Mr. Hughes: I was saying not that it was too late for independence for Namibia, but that it was too late for the IMF to attach conditions to the loan in relation to Namibia.

Dr. Owen: I apologise for misrepresenting the hon. Gentleman. I made representations to the Foreign Secretary about the matter. I have little hope that there will be a change now, but I suspect that, given the problems that confront the South African economy, it will be back for more. It should be made clear to the South Africans that there will be no more IMF support while they are blocking progress in Namibia. I know that the Foreign Secretary is prepared to say that it is South Africa that is currently blocking progress in Namibia.

I have been somewhat critical of some United States policy in the past. Nevertheless, I pay tribute to President Reagan's courage in putting a multilateral force into Lebanon. We would not even be in the present uneasy circumstances if that force were not there. I also pay tribute to George Shultz. I have far more confidence in him as Secretary of State than I have had in the United States Administration's policy of the past few years.

I give the Foreign Secretary a word of caution about the Middle East. Since they have been in office, the Government have managed to lose influence in Israel. That is dangerous. It is possible to be a candid friend of Israel while criticising her, as President Mitterrand has shown. He still has a dialogue with Israel. I regret some of the statements that even the Foreign Secretary has made on the issue.

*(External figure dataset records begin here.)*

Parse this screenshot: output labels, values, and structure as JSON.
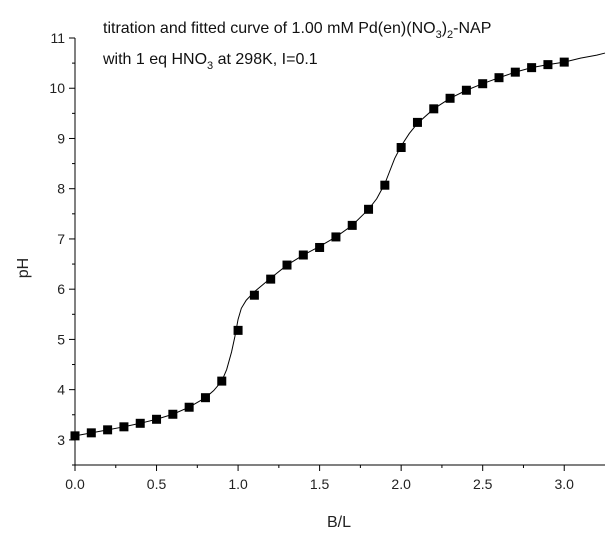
{
  "chart_data": {
    "type": "scatter",
    "xlabel": "B/L",
    "ylabel": "pH",
    "xlim": [
      0.0,
      3.25
    ],
    "ylim": [
      2.5,
      11.0
    ],
    "x_ticks": [
      "0.0",
      "0.5",
      "1.0",
      "1.5",
      "2.0",
      "2.5",
      "3.0"
    ],
    "y_ticks": [
      "3",
      "4",
      "5",
      "6",
      "7",
      "8",
      "9",
      "10",
      "11"
    ],
    "grid": false,
    "annotation": {
      "line1": {
        "prefix": "titration and fitted curve of 1.00 mM Pd(en)(NO",
        "sub": "3",
        "suffix": ")",
        "sub2": "2",
        "suffix2": "-NAP"
      },
      "line2": {
        "prefix": "with 1 eq HNO",
        "sub": "3",
        "suffix": " at 298K, I=0.1"
      }
    },
    "series": [
      {
        "type": "scatter",
        "x": [
          0.0,
          0.1,
          0.2,
          0.3,
          0.4,
          0.5,
          0.6,
          0.7,
          0.8,
          0.9,
          1.0,
          1.1,
          1.2,
          1.3,
          1.4,
          1.5,
          1.6,
          1.7,
          1.8,
          1.9,
          2.0,
          2.1,
          2.2,
          2.3,
          2.4,
          2.5,
          2.6,
          2.7,
          2.8,
          2.9,
          3.0
        ],
        "y": [
          3.08,
          3.14,
          3.2,
          3.26,
          3.33,
          3.41,
          3.51,
          3.65,
          3.84,
          4.17,
          5.18,
          5.88,
          6.2,
          6.48,
          6.68,
          6.83,
          7.04,
          7.27,
          7.59,
          8.07,
          8.82,
          9.32,
          9.59,
          9.8,
          9.96,
          10.09,
          10.21,
          10.32,
          10.41,
          10.47,
          10.52
        ]
      },
      {
        "type": "line",
        "x": [
          0.0,
          0.1,
          0.2,
          0.3,
          0.4,
          0.5,
          0.6,
          0.7,
          0.8,
          0.85,
          0.9,
          0.93,
          0.96,
          0.98,
          1.0,
          1.02,
          1.05,
          1.1,
          1.2,
          1.3,
          1.4,
          1.5,
          1.6,
          1.7,
          1.8,
          1.85,
          1.9,
          1.93,
          1.96,
          2.0,
          2.05,
          2.1,
          2.2,
          2.3,
          2.4,
          2.5,
          2.6,
          2.7,
          2.8,
          2.9,
          3.0,
          3.1,
          3.2,
          3.25
        ],
        "y": [
          3.08,
          3.14,
          3.2,
          3.26,
          3.33,
          3.41,
          3.51,
          3.65,
          3.84,
          3.98,
          4.17,
          4.4,
          4.75,
          5.05,
          5.4,
          5.62,
          5.78,
          5.95,
          6.22,
          6.48,
          6.68,
          6.85,
          7.04,
          7.27,
          7.59,
          7.8,
          8.1,
          8.35,
          8.6,
          8.85,
          9.1,
          9.3,
          9.59,
          9.8,
          9.96,
          10.09,
          10.21,
          10.32,
          10.41,
          10.47,
          10.52,
          10.6,
          10.66,
          10.7
        ]
      }
    ]
  }
}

To talk about a Palestinian State without qualifying the circumstances in which a Palestinian State is possible only fuels those who have an unrealistic view of what a Palestinian State should be. I do not object to the wording, but I tried to restrain the Foreign Secretary on this matter at Question Time recently.

In any serious negotiations, a Palestinian State would have to be demilitarised. It is unrealistic to propose a Palestinian State on the West Bank that has the missiles and weaponry of modern warfare. That is one of the reasons why President Reagan was right to state that a link-some federation-between the West Bank and Jordan might be the right solution. He said that that was his favoured position, not the only possible one. In that case, the new State would be armed. It is difficult to expect people to accept a State, the territory of which is totally demilitarised. That is one of the real problems that must be faced. The Americans are right to state that that is their preference, but to admit that a solution must be negotiated.

The PLO should not be made the sole exclusive voice of Palestinian opinion. That UN form of words was a great problem when it was given to SWAPO in Namibia. I am reluctant to give it to any organisation, let alone the PLO. Nevertheless, we must all be anxious to find a way of getting the PLO to negotiate. Without the PLO, it will be extremely difficult, if not impossible, to achieve a solution that will stick. Such a solution will require a great deal of skill.